Optimizing Agent Workflows for Modern LLMs
Writing effective agent skills requires deep knowledge of prompt engineering. With the release of advanced reasoning models like Claude 3.5 Sonnet, ChatGPT o1, and DeepSeek-V3, prompt templates must focus on structured thinking. Developers are encouraged to use XML tags (e.g., <thought>, <context>, and <rules>) to isolate execution boundaries. Standardized prompts prevent agents from suffering from context drift, ensuring that long-running tasks remain aligned with the initial system parameters.

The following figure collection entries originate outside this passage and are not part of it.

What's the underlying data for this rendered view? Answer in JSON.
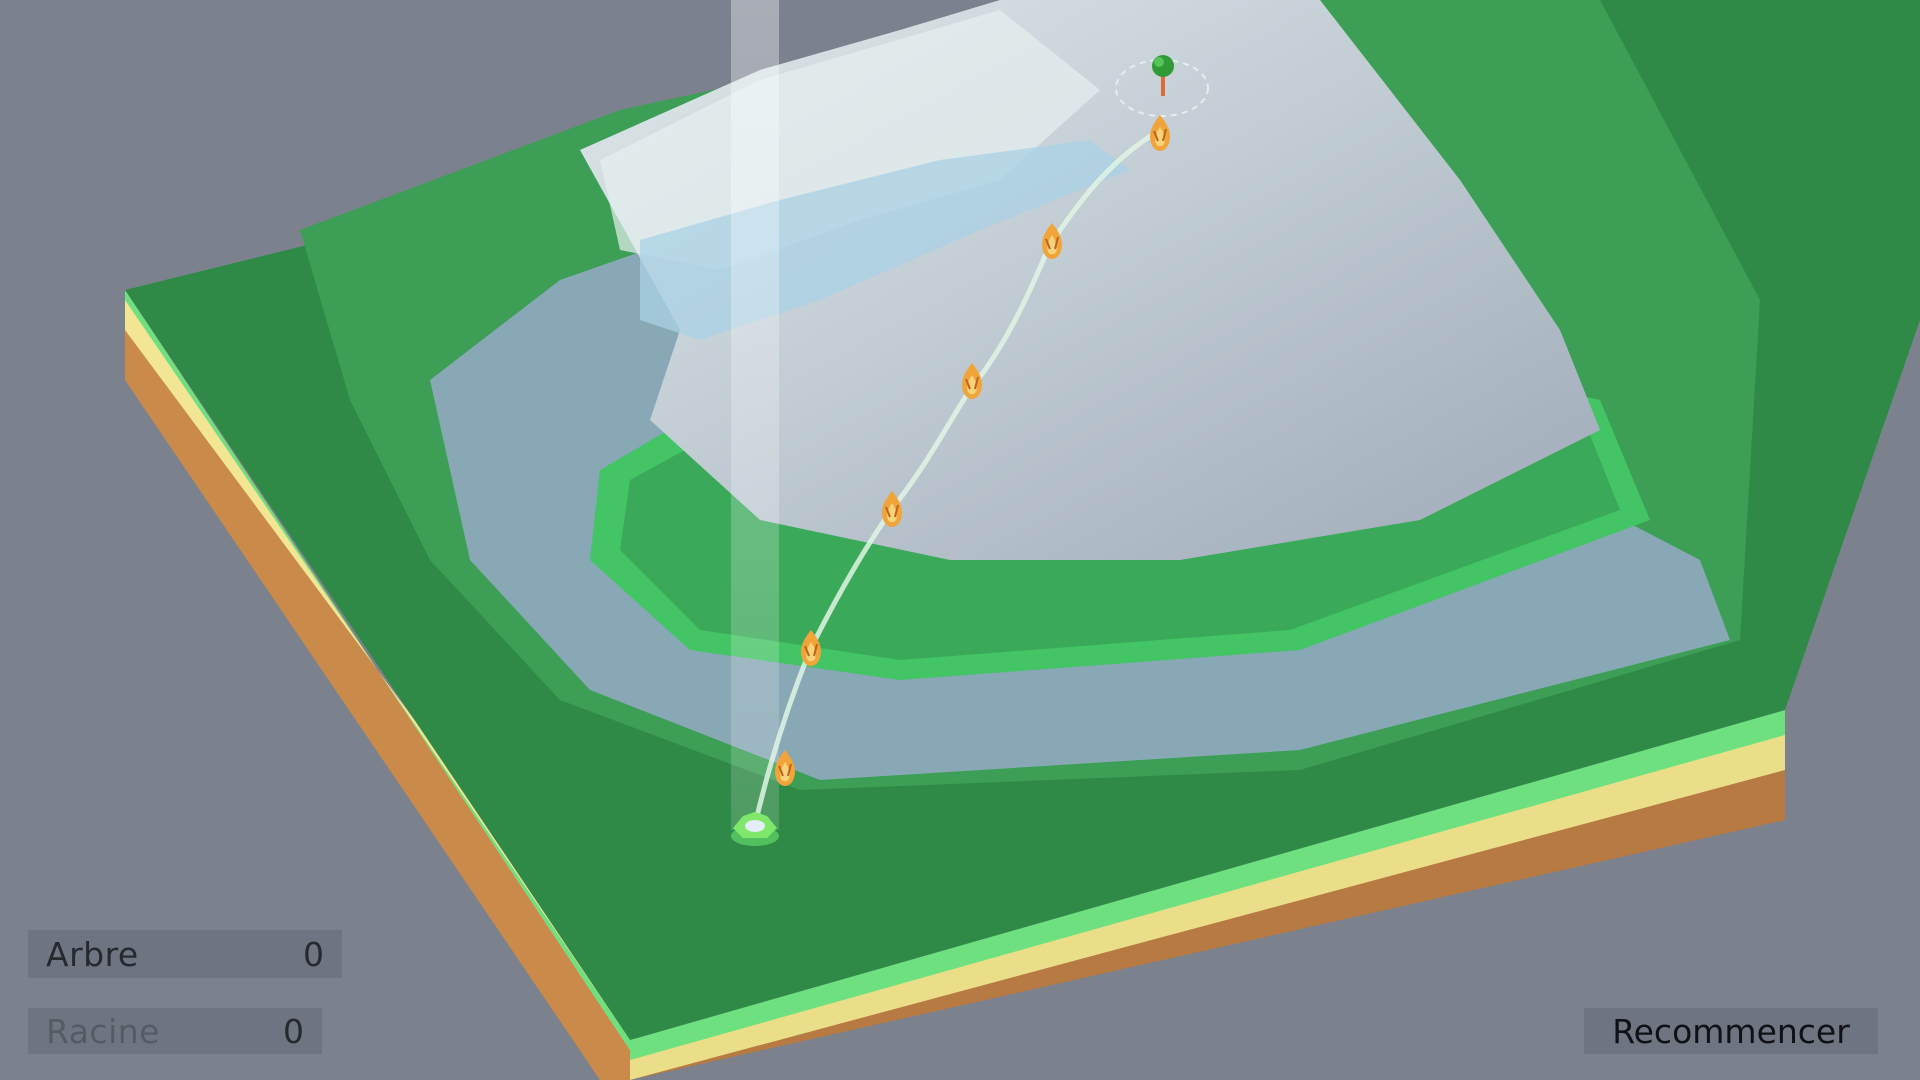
{
  "hud": {
    "arbre_label": "Arbre",
    "arbre_value": "0",
    "racine_label": "Racine",
    "racine_value": "0",
    "restart_label": "Recommencer"
  },
  "scene": {
    "waypoint_icon": "flame-sprout-icon",
    "goal_icon": "tree-icon",
    "start_icon": "seed-icon",
    "colors": {
      "background": "#7b818d",
      "grass_dark": "#2f8a47",
      "grass_light": "#45d06a",
      "rock": "#b8c7d0",
      "ice": "#9fc7dd",
      "dirt": "#c98a4a",
      "sand": "#f2e594",
      "path": "#dff5e4",
      "waypoint": "#f0a43a"
    }
  }
}
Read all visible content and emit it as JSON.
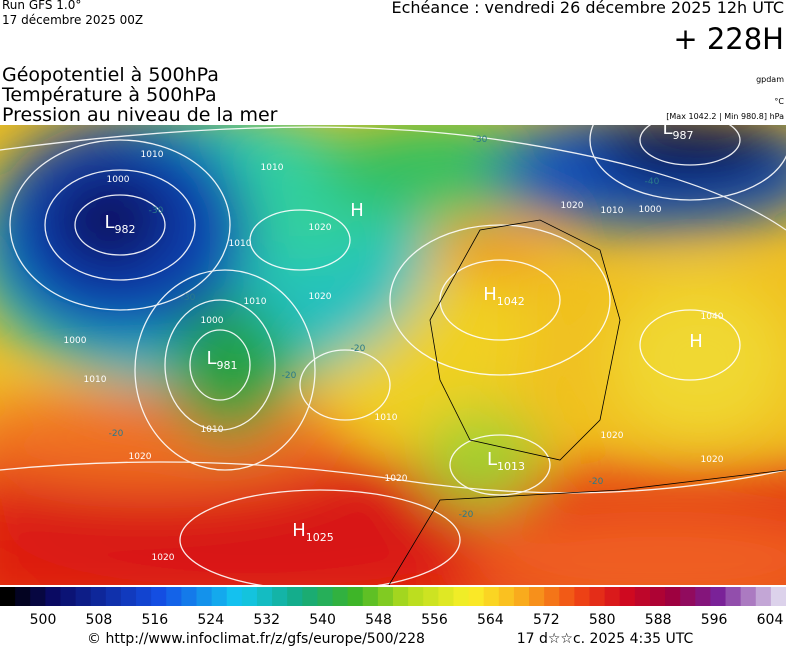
{
  "header": {
    "run": "Run GFS 1.0°",
    "run_date": "17 décembre 2025 00Z",
    "valid": "Echéance : vendredi 26 décembre 2025 12h UTC",
    "lead": "+ 228H",
    "titles": [
      "Géopotentiel à 500hPa",
      "Température à 500hPa",
      "Pression au niveau de la mer"
    ],
    "units": [
      "gpdam",
      "°C",
      "[Max 1042.2 | Min 980.8] hPa"
    ]
  },
  "centers": [
    {
      "letter": "L",
      "value": "982"
    },
    {
      "letter": "H",
      "value": ""
    },
    {
      "letter": "L",
      "value": "981"
    },
    {
      "letter": "H",
      "value": "1042"
    },
    {
      "letter": "H",
      "value": ""
    },
    {
      "letter": "L",
      "value": "987"
    },
    {
      "letter": "L",
      "value": "1013"
    },
    {
      "letter": "H",
      "value": "1025"
    }
  ],
  "isobar_labels": [
    "1010",
    "1000",
    "1010",
    "1010",
    "1020",
    "1020",
    "1010",
    "1000",
    "1010",
    "1000",
    "1010",
    "1000",
    "1020",
    "1020",
    "1020",
    "1010",
    "1010",
    "1020",
    "1040",
    "1020",
    "1020"
  ],
  "temperature_labels": [
    "-30",
    "-40",
    "-30",
    "-30",
    "-20",
    "-20",
    "-20",
    "-20",
    "-20"
  ],
  "colorbar": {
    "ticks": [
      500,
      508,
      516,
      524,
      532,
      540,
      548,
      556,
      564,
      572,
      580,
      588,
      596,
      604
    ]
  },
  "footer": {
    "source": "© http://www.infoclimat.fr/z/gfs/europe/500/228",
    "generated": "17 d☆☆c. 2025  4:35 UTC"
  }
}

Exploring by SOC Occupations and Creator Profiles
What makes SkillMD unique is its taxonomy. Instead of simple text search, we parse and organize files according to the Standard Occupational Classification (SOC) system. This means you can discover skills written for Computer and Mathematical roles, Business and Financial operations, Legal, Design, and and Educational Instruction fields. By tracking creator profiles, developers can study how different teams organize their custom instructions, compare version updates, and fork public configs for specialized enterprise use cases.
SkillMD operates as a high-performance index running on a fast Go backend and a highly responsive Astro SSR frontend. All search queries execute in milliseconds, featuring smart debouncing to prevent multiple API requests while keeping user data secure. Join our community of developers to standardize your AI agent instructions and optimize your LLM prompting workflows today.
Frequently Asked Questions
A practical guide to agent skills: what they are, how to inspect them, and how SkillMD helps you explore the ecosystem.